Hugh Elliot is back and Standing Room Only has reminded me that I lived at a very momentous time in our history: that dawning of the computer age. I saw so many things come and go during this time.
It was eighth grade and I was saving my program on a tape recorder with an Atari 800. I thought that I had forgotten that joy. If you listened to your program on a normal tape recorder, it sounded like beeps and screeches. The tape machine could play music, though. I’ll never forget the sound of Weird Al Yankovic blaring while we programmed in Basic. Back then, the programs were fun. They were games. We made the screen change colors. We made it say the phrase, “Ataris are cool” over and over until it filled the screen.
Back then, I never thought about programming something useful. I didn’t have a computer at home and I was only allowed a couple of hours after school once a week. What good would a useful program do me? Sure, I could program the computer to tell me what day Easter would be on each year, but why would that help me?
When we were first married there was a window of time when it was more practical to program it ourselves than to wait for an application to take care of the problem. By then, I had relegated the programming to Mike. He had written the BBS from scratch. Mike, could you program the BBS to have another room just for me? Sure, but right now I’m programming it to give a different quote every time you press return without typing something?
And that was it. That was the mythical gleam in Mike’s eye. It was an Easter Egg in his BBS program. Now, the idea of a bulletin board system is just as archaic as saving one’s program written in Basic on magnetic tape. The BBS has been replaced by chat rooms and text messaging on cell phones. No more calling the BBS in the middle of the night, only to get a busy signal. We can all be on it at once.

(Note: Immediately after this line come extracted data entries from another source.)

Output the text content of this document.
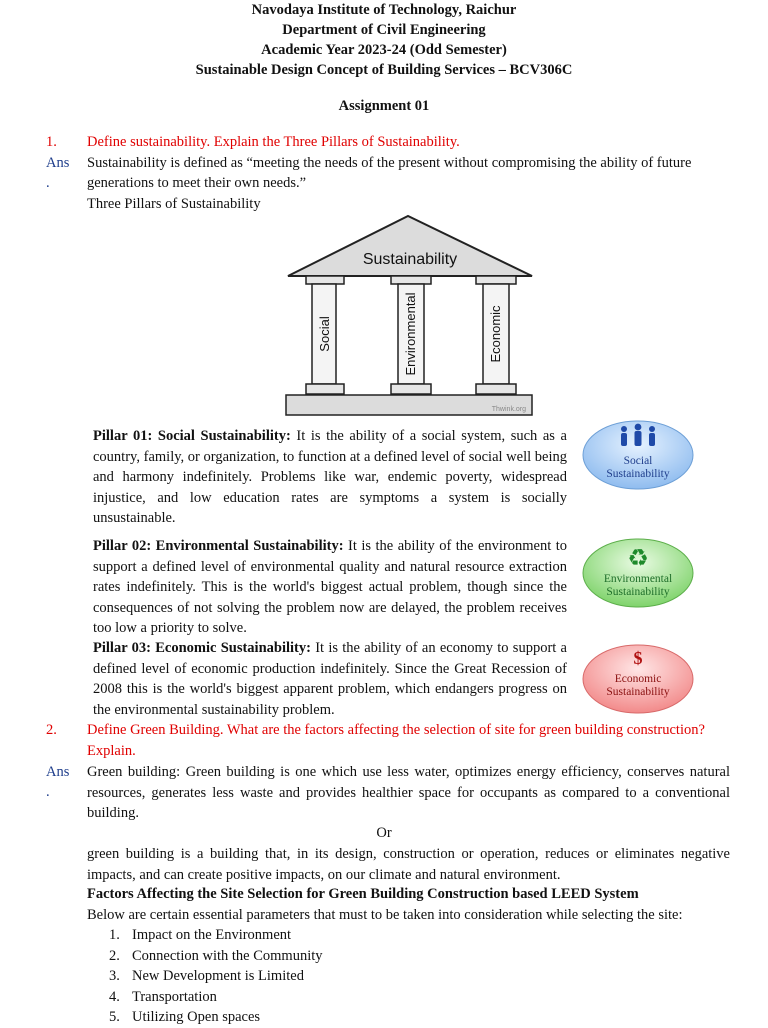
Navodaya Institute of Technology, Raichur
Department of Civil Engineering
Academic Year 2023-24 (Odd Semester)
Sustainable Design Concept of Building Services – BCV306C
Assignment 01
1. Define sustainability. Explain the Three Pillars of Sustainability.
Ans
.
Sustainability is defined as “meeting the needs of the present without compromising the ability of future
generations to meet their own needs.”
Three Pillars of Sustainability
Sustainability
Social	Environmental	Economic
Thwink.org
Pillar 01: Social Sustainability: It is the ability of a social system, such as a country, family, or organization, to function at a defined level of social well being and harmony indefinitely. Problems like war, endemic poverty, widespread injustice, and low education rates are symptoms a system is socially unsustainable.
Social
Sustainability
Pillar 02: Environmental Sustainability: It is the ability of the environment to support a defined level of environmental quality and natural resource extraction rates indefinitely. This is the world's biggest actual problem, though since the consequences of not solving the problem now are delayed, the problem receives too low a priority to solve.
♻
Environmental
Sustainability
Pillar 03: Economic Sustainability: It is the ability of an economy to support a defined level of economic production indefinitely. Since the Great Recession of 2008 this is the world's biggest apparent problem, which endangers progress on the environmental sustainability problem.
$
Economic
Sustainability
2. Define Green Building. What are the factors affecting the selection of site for green building construction?
Explain.
Ans
.
Green building: Green building is one which use less water, optimizes energy efficiency, conserves natural resources, generates less waste and provides healthier space for occupants as compared to a conventional building.
Or
green building is a building that, in its design, construction or operation, reduces or eliminates negative impacts, and can create positive impacts, on our climate and natural environment.
Factors Affecting the Site Selection for Green Building Construction based LEED System
Below are certain essential parameters that must to be taken into consideration while selecting the site:
1. Impact on the Environment
2. Connection with the Community
3. New Development is Limited
4. Transportation
5. Utilizing Open spaces
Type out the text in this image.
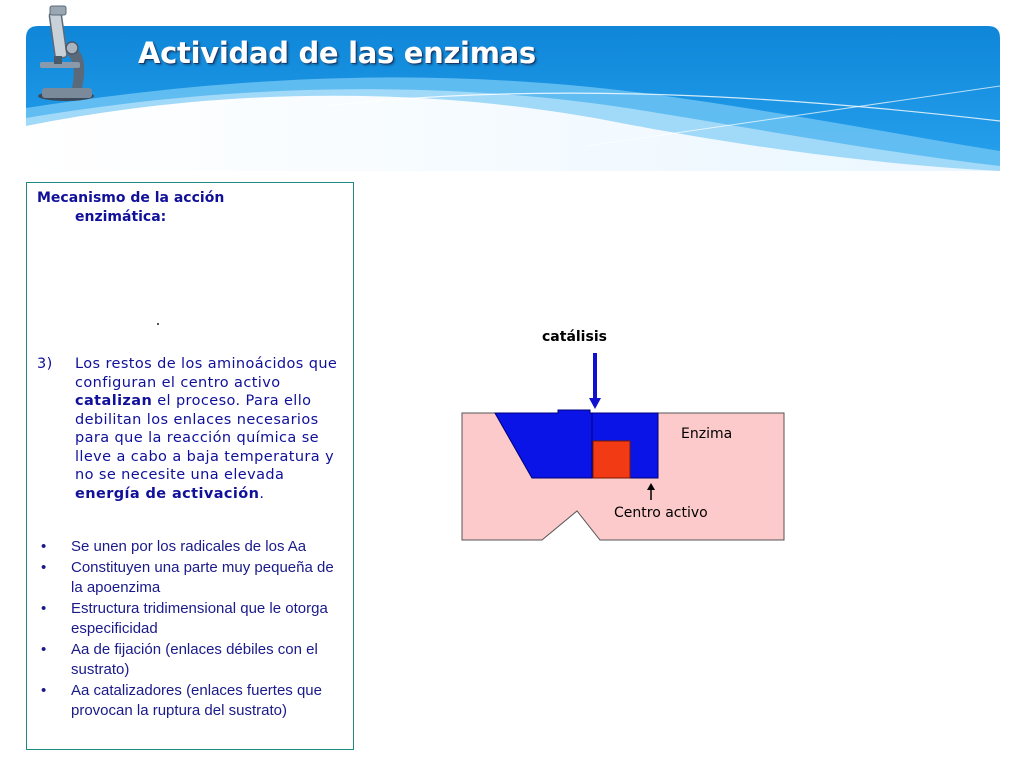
Actividad de las enzimas
Mecanismo de la acción
enzimática:
3)	Los restos de los aminoácidos que configuran el centro activo catalizan el proceso. Para ello debilitan los enlaces necesarios para que la reacción química se lleve a cabo a baja temperatura y no se necesite una elevada energía de activación.
• Se unen por los radicales de los Aa
• Constituyen una parte muy pequeña de la apoenzima
• Estructura tridimensional que le otorga especificidad
• Aa de fijación (enlaces débiles con el sustrato)
• Aa catalizadores (enlaces fuertes que provocan la ruptura del sustrato)
catálisis
Enzima
Centro activo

What are you doing? Have you slept at all? No, I’ve been typing in quotations for the BBS. That was the first wave of the collection. Mike’s sarcastic collection of quotations was growing. All I could see was that he had to go to work on no sleep. My vision was a little myopic. I didn’t know about the Internet and back then it was still lurking quietly at the universities and government institutions. It was waiting.
It was waiting for Mike’s quotations. It was waiting for Hugh Elliot’s thoughts and ideas. It was waiting for Real Live Preacher‘s inspiration. It was waiting for me. I have seen so many changes in the computer industry pass over the years. Things changed so often and so quickly that I thought it would always be like that. Over the last four years, the industry has stabilized. The changes are slower. Sure, the processor speeds are doubling every year, but the computers are so fast now that it’s hard to notice. From the ground, the speed of light and the speed of sound look the same.
They call the old times the “Good Old Days.” I don’t subscribe to that. I would call those times good, but by no means were they better than right now. You couldn’t pay me enough to go back to programming on an Atari 800. My telephone has more processor power than that old monster (we still have it, sitting in the basement alongside the Atari 2600). I lived at a momentous time in history. I am grateful to have experienced those times, but there is no place I’d rather be than right here right now.